It happens all too often. Heavy equipment left overnight at a jobsite becomes the latest target for a tagger, a graffiti artist intent on leaving his or her mark. Tagging is the distinctive, albeit illegal, depiction of one’s name or initials – a personalized signature or hand style unique to the tagger. Using an aerosol spray can, generally in vivid and bright colors, the tagger works quietly in the shadows, hoping to make a big impression.
Of course, marking up private property without permission is a crime. In most states the placement of graffiti is an act of criminal mischief and considered vandalism, punishable by a fine or even jail time. Despite this, taggers continue to look for new places to place their art. This results in many millions of dollars of damage. It was recently reported that in the United States alone some 12 billion dollars are spent annually cleaning up graffiti.
Knowing this, what should you do to minimize the potential for tagging of your construction equipment.
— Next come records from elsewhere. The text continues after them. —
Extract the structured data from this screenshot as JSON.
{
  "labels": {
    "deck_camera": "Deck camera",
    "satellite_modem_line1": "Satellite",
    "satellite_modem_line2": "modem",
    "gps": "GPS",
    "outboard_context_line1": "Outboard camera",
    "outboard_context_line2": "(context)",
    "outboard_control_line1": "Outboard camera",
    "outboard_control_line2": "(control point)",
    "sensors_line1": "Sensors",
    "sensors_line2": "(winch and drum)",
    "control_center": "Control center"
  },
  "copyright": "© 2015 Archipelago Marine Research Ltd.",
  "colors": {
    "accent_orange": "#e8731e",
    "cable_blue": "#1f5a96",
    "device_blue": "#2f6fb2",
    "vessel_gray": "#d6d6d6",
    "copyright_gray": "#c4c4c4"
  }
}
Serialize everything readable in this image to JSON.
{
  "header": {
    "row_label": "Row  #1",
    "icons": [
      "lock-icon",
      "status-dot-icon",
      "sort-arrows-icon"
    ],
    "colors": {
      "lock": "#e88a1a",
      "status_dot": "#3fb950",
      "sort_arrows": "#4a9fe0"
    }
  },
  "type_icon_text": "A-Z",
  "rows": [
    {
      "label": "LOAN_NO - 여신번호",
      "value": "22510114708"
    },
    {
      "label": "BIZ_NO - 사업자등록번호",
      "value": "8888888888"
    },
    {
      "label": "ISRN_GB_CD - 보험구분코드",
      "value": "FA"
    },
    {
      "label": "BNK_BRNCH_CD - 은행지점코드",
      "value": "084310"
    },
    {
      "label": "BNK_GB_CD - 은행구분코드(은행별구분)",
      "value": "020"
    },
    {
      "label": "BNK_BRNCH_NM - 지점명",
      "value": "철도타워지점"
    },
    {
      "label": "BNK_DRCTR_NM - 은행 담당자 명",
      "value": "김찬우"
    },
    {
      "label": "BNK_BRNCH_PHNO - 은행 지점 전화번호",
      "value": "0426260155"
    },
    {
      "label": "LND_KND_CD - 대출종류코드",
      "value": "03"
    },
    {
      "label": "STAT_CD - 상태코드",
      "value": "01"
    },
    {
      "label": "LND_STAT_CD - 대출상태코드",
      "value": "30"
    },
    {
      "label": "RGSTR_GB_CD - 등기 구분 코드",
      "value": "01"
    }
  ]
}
- Secure your equipment inside a fenced area, with properly posted Private Property and No Trespassing signs;
- Light up the site with motion activated outdoor security flood and spot lights;
- Place motion sensor alarms on the equipment;
- Restrict access to authorized personnel; and
- Clean up and remove prior tagging or graffiti any equipment.
Taggers generally don’t want to be seen and prefer not to attract attention while they’re creating their “art”. Keeping equipment behind a secure perimeter; having alarms which are triggered when someone unauthorized approaches; and not allowing equipment to remain tagged, possibly attracting other graffiti vandals, all will go a long way to minimizing if not eliminating the damage of graffiti tagging.